By Jonathan Stempel
NEW YORK (Reuters) - A Florida man who admitted to running a $930 million Ponzi scheme tied to a fake grocery distribution business was sentenced on Tuesday to 20 years in prison, Attorney Paul Fishman in New Jersey said.
Nevin Shapiro, a 42-year-old Miami Beach resident, was sentenced by U.S. District Judge Susan Wigenton in the federal court in Newark, New Jersey. The judge also sentenced him to pay $82.7 million in restitution, Fishman said.
Assistant U.S. Attorney Jacob Elberg told the judge that the estimated size of Shapiro's fraud had grown to $930 million from an original $880 million, a spokeswoman in Fishman's office said.
Shapiro had pleaded guilty last September 15 to one count each of securities fraud and money laundering.
Maria Elena Perez, a lawyer for Shapiro, did not immediately return a call after business hours for a comment.
The defendant admitted to defrauding more than 50 investors who had lost between $50 million and $100 million in his firm Capitol Investments USA Inc, in a scheme that ran from January 2005 to November 2009.

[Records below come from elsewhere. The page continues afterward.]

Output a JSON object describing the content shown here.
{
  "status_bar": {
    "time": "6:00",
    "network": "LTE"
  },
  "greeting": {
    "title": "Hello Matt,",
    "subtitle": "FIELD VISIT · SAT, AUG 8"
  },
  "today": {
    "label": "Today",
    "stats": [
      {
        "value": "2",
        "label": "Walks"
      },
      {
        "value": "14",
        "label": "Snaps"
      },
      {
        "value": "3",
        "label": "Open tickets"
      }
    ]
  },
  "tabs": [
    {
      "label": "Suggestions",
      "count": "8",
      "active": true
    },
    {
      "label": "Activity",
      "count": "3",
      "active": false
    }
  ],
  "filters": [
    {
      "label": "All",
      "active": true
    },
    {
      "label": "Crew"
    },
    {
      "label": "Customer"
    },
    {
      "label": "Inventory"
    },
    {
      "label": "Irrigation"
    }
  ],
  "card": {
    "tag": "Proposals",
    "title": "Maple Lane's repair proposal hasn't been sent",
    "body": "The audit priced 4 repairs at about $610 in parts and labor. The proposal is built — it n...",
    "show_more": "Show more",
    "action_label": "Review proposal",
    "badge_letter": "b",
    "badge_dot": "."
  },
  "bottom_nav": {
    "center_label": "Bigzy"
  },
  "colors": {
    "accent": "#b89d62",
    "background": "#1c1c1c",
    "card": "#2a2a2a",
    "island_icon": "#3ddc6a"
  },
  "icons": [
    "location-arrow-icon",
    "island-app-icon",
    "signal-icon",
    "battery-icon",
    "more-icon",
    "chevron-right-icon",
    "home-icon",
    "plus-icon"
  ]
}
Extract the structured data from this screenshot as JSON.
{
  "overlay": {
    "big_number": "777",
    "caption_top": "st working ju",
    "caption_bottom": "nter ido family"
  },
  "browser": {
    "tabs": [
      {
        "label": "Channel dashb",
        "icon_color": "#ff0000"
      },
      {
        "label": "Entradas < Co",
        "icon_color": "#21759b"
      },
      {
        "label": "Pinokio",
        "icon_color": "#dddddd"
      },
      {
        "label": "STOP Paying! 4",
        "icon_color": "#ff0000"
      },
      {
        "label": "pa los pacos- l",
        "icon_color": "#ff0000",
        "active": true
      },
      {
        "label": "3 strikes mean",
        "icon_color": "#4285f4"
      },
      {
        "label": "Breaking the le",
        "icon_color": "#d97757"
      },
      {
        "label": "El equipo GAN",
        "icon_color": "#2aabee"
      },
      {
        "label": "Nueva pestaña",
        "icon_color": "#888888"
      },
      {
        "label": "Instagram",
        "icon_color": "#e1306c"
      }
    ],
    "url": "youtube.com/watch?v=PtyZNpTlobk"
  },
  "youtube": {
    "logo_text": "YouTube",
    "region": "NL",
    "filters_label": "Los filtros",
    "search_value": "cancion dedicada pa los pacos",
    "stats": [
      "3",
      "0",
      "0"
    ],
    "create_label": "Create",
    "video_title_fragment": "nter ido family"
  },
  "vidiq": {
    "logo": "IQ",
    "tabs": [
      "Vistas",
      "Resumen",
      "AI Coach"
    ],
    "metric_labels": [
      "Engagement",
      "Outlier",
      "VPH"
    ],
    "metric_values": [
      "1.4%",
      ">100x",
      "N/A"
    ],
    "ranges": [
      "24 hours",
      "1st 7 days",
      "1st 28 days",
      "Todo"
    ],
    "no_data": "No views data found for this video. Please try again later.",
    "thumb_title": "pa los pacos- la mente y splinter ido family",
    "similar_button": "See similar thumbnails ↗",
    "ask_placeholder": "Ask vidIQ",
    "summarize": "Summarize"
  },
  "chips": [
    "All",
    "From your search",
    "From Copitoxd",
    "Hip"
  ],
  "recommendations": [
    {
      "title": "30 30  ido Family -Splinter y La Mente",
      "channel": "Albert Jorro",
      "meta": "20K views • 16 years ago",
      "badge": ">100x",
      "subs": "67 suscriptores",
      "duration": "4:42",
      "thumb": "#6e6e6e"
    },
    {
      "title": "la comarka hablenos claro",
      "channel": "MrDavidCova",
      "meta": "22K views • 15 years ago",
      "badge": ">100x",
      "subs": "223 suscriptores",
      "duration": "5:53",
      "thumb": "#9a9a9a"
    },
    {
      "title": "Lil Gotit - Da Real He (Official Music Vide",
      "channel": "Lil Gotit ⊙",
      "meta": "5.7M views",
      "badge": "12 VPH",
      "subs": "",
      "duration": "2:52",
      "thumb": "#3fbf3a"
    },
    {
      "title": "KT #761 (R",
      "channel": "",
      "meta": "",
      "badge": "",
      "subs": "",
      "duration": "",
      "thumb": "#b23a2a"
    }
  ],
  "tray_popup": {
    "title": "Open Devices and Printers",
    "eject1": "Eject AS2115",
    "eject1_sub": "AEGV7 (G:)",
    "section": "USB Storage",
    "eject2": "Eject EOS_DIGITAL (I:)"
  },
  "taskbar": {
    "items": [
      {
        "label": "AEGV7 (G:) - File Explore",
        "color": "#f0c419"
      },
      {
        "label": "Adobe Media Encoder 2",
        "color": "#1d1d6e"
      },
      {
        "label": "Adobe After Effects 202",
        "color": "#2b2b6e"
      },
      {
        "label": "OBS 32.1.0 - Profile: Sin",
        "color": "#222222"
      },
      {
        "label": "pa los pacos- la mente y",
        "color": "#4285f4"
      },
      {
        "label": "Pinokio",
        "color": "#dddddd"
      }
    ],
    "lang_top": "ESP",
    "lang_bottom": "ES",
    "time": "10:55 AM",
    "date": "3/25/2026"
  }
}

Prosecutors said the scheme helped Shapiro repay earlier investors, cover gambling debts, and fund a lavish lifestyle that included payments on a $5 million home and $1.5 million yacht, a lease for a Mercedes-Benz S65 AMG car, and floor seats to watch the Miami Heat professional basketball team.
In a related civil case filed in April 2010, the U.S. Securities and Exchange Commission had estimated the fraud at $900 million, and said Shapiro used $769 million to repay earlier investors.
Former Capitol Chief Financial Officer Roberto Torres and his son Alejandro, a former Capitol accountant, in April each pleaded guilty to securities fraud for helping Shapiro run the Ponzi scheme.
The criminal case is U.S. v. Shapiro, U.S. District Court, District of New Jersey, No. 10-cr-00071. The civil case is SEC v. Shapiro, U.S. District Court, Southern District of Florida, No. 10-21281.